I moved to Wellingborough in 2015. Sought out art teachers. Found the U3A and joined that, also a Friday morning art session with a group who had a teacher. It was from there I learned about “scumbling” and produced my first portrait, it being of Angela Davis. Had the amazing luck to stumble on The Shed and Mr Black - I don’t even know how now. I did go to one of his exhibitions, maybe it was through that. I remember identifying him to myself as the artist, with his long black coat, rather an air of Oscar Wilde. At the Shed I painted my granddaughter’s portrait, Lily, which I entered into one of the FPAA exhibitions and was surprised and delighted to receive a Commendation. I also painted her twin brother Alfie. By now I was using acrylics and oils as well as pencil drawing. Attended John Black’s life drawing evenings on a Wednesday which I loved.
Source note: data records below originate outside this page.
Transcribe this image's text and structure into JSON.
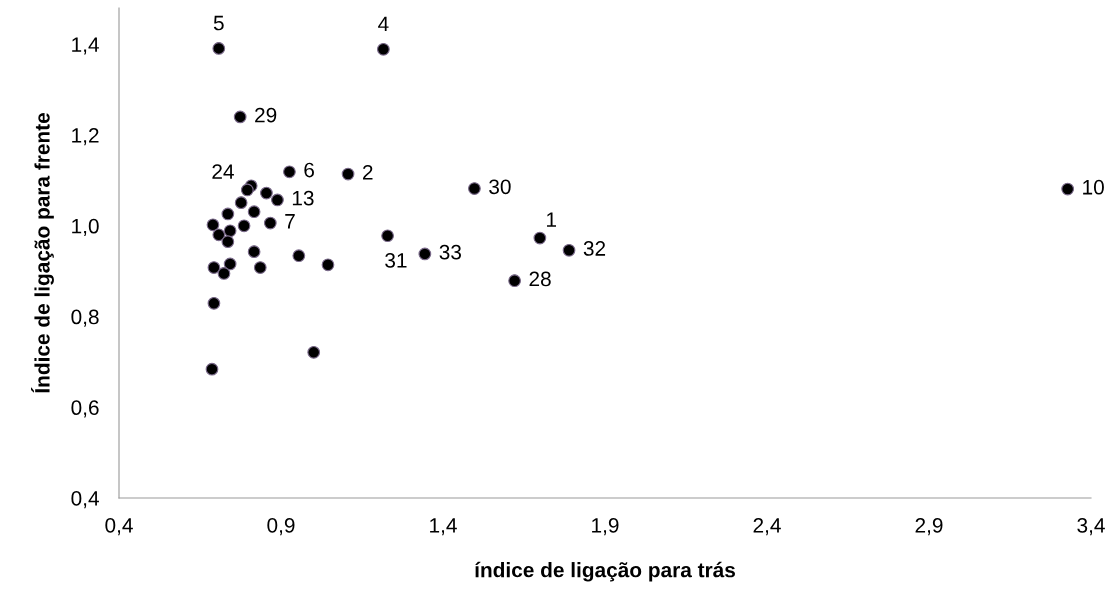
{
  "chart_data": {
    "type": "scatter",
    "xlabel": "índice de ligação para trás",
    "ylabel": "Índice de ligação para frente",
    "xlim": [
      0.4,
      3.4
    ],
    "xticks": [
      {
        "value": 0.4,
        "label": "0,4"
      },
      {
        "value": 0.9,
        "label": "0,9"
      },
      {
        "value": 1.4,
        "label": "1,4"
      },
      {
        "value": 1.9,
        "label": "1,9"
      },
      {
        "value": 2.4,
        "label": "2,4"
      },
      {
        "value": 2.9,
        "label": "2,9"
      },
      {
        "value": 3.4,
        "label": "3,4"
      }
    ],
    "ylim": [
      0.4,
      1.48
    ],
    "yticks": [
      {
        "value": 0.4,
        "label": "0,4"
      },
      {
        "value": 0.6,
        "label": "0,6"
      },
      {
        "value": 0.8,
        "label": "0,8"
      },
      {
        "value": 1.0,
        "label": "1,0"
      },
      {
        "value": 1.2,
        "label": "1,2"
      },
      {
        "value": 1.4,
        "label": "1,4"
      }
    ],
    "grid": false,
    "legend": false,
    "marker": "circle",
    "series": [
      {
        "color": "#000000",
        "x": [
          0.708,
          1.216,
          0.774,
          0.926,
          1.107,
          1.497,
          3.328,
          1.699,
          1.789,
          1.621,
          1.344,
          1.229,
          0.955,
          1.045,
          1.001,
          0.808,
          0.796,
          0.855,
          0.889,
          0.777,
          0.817,
          0.736,
          0.867,
          0.69,
          0.786,
          0.743,
          0.708,
          0.736,
          0.817,
          0.693,
          0.743,
          0.724,
          0.836,
          0.693,
          0.687
        ],
        "values": [
          1.391,
          1.389,
          1.24,
          1.119,
          1.114,
          1.082,
          1.081,
          0.973,
          0.946,
          0.879,
          0.938,
          0.978,
          0.934,
          0.914,
          0.721,
          1.088,
          1.079,
          1.072,
          1.057,
          1.051,
          1.031,
          1.026,
          1.006,
          1.002,
          1.0,
          0.989,
          0.98,
          0.965,
          0.943,
          0.908,
          0.916,
          0.895,
          0.908,
          0.829,
          0.684
        ]
      }
    ],
    "annotations": [
      {
        "text": "5",
        "x": 0.708,
        "y": 1.391
      },
      {
        "text": "4",
        "x": 1.216,
        "y": 1.389
      },
      {
        "text": "29",
        "x": 0.774,
        "y": 1.24
      },
      {
        "text": "24",
        "x": 0.808,
        "y": 1.088
      },
      {
        "text": "6",
        "x": 0.926,
        "y": 1.119
      },
      {
        "text": "2",
        "x": 1.107,
        "y": 1.114
      },
      {
        "text": "13",
        "x": 0.889,
        "y": 1.057
      },
      {
        "text": "30",
        "x": 1.497,
        "y": 1.082
      },
      {
        "text": "10",
        "x": 3.328,
        "y": 1.081
      },
      {
        "text": "7",
        "x": 0.867,
        "y": 1.006
      },
      {
        "text": "1",
        "x": 1.699,
        "y": 0.973
      },
      {
        "text": "32",
        "x": 1.789,
        "y": 0.946
      },
      {
        "text": "31",
        "x": 1.229,
        "y": 0.978
      },
      {
        "text": "33",
        "x": 1.344,
        "y": 0.938
      },
      {
        "text": "28",
        "x": 1.621,
        "y": 0.879
      }
    ]
  }
}
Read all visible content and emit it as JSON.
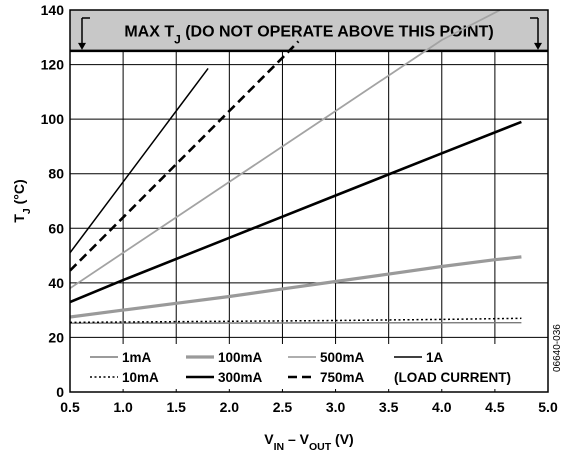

It kick-started my confidence in drawing. I have always been a big believer that if you can’t draw, you can’t paint. No doubt there will be plenty who disagree.

In my painting I like to draw using pencil initially, map it out, wriggle it, shuffle it. I use very heavy/soft graphite which I like to paint over. I love the smudged graphite showing through the paint. It gives depth and atmosphere. I like seeing the workings of the painting coming through to the finished work. The finished work – well that is always a problem isn’t it?

When is it finished? Many the time I have thought a painting going really well, especially portrait, but apparently not quite finished, and within a brushstroke it is too late, gone over, a stroke too far, lost that likeness, immediacy, specialness (is that a word?). I am coming to the conclusion that so-called, thought-of, unfinished work is in fact perfectly valid and is finished in an unfinished way. I work predominantly in acrylic these days, I like the versatility of the medium. I can use it like water colour (yes, I know it is) but also as thick as oil with scope for texture. You can paint over it a short amount of time. You can even rub it off, if you do it straight away. The only thing is it doesn’t have that wonderful smell of oil paint and turps. I am not a portrait painter as such, I like diversity and slightly off-kilter subjects, such as the two boxing hares in a shop window which was a photograph taken by the chap you can see in the background, bald head and hand holding camera, even a food truck reflected. The Tibetan Monastery monks’ shed I came across when visiting the Kagyu Samye Ling in Scotland, or a representation of Anorexia.

The screaming self-portrait covered in blood was done as a result of a vivid dream I had after a dreadful encounter with a misogynistic bully whilst out with the dog. I think painting may be a healer and cathartic.

Sadly, in these Covid19 times, one of my most recent paintings is of a very dear friend, Mike, who unfortunately died on 1st April. A gentle soul whom everyone liked. Apart from this portrait almost every other painting I have in my possession at the moment (I have sold quite a few through the Rothwell Gallery) was started at The Shed. There is something mystical and inspiring about the place (even the cat doo!). John has a quiet, careful way of imparting knowledge, his teaching method, you either listen and take notice of his advice or you don’t. Never quite understood why anyone wouldn’t when his observations are spot on.

The need to paint and draw is, I am convinced, a masochistic tendency. The pain, anguish, stress, lack of self belief and confidence can be overwhelming. But there are also times of achievement, pleasure, relief which is immeasurable. An extreme interest with what is difficult, trying to do what I can’t do is the fascination.

Francis Bacon said “Painters who deny themselves the representation of life and limit their language to purely abstract forms are depriving themselves of the possibility of provoking more than aesthetic emotion”.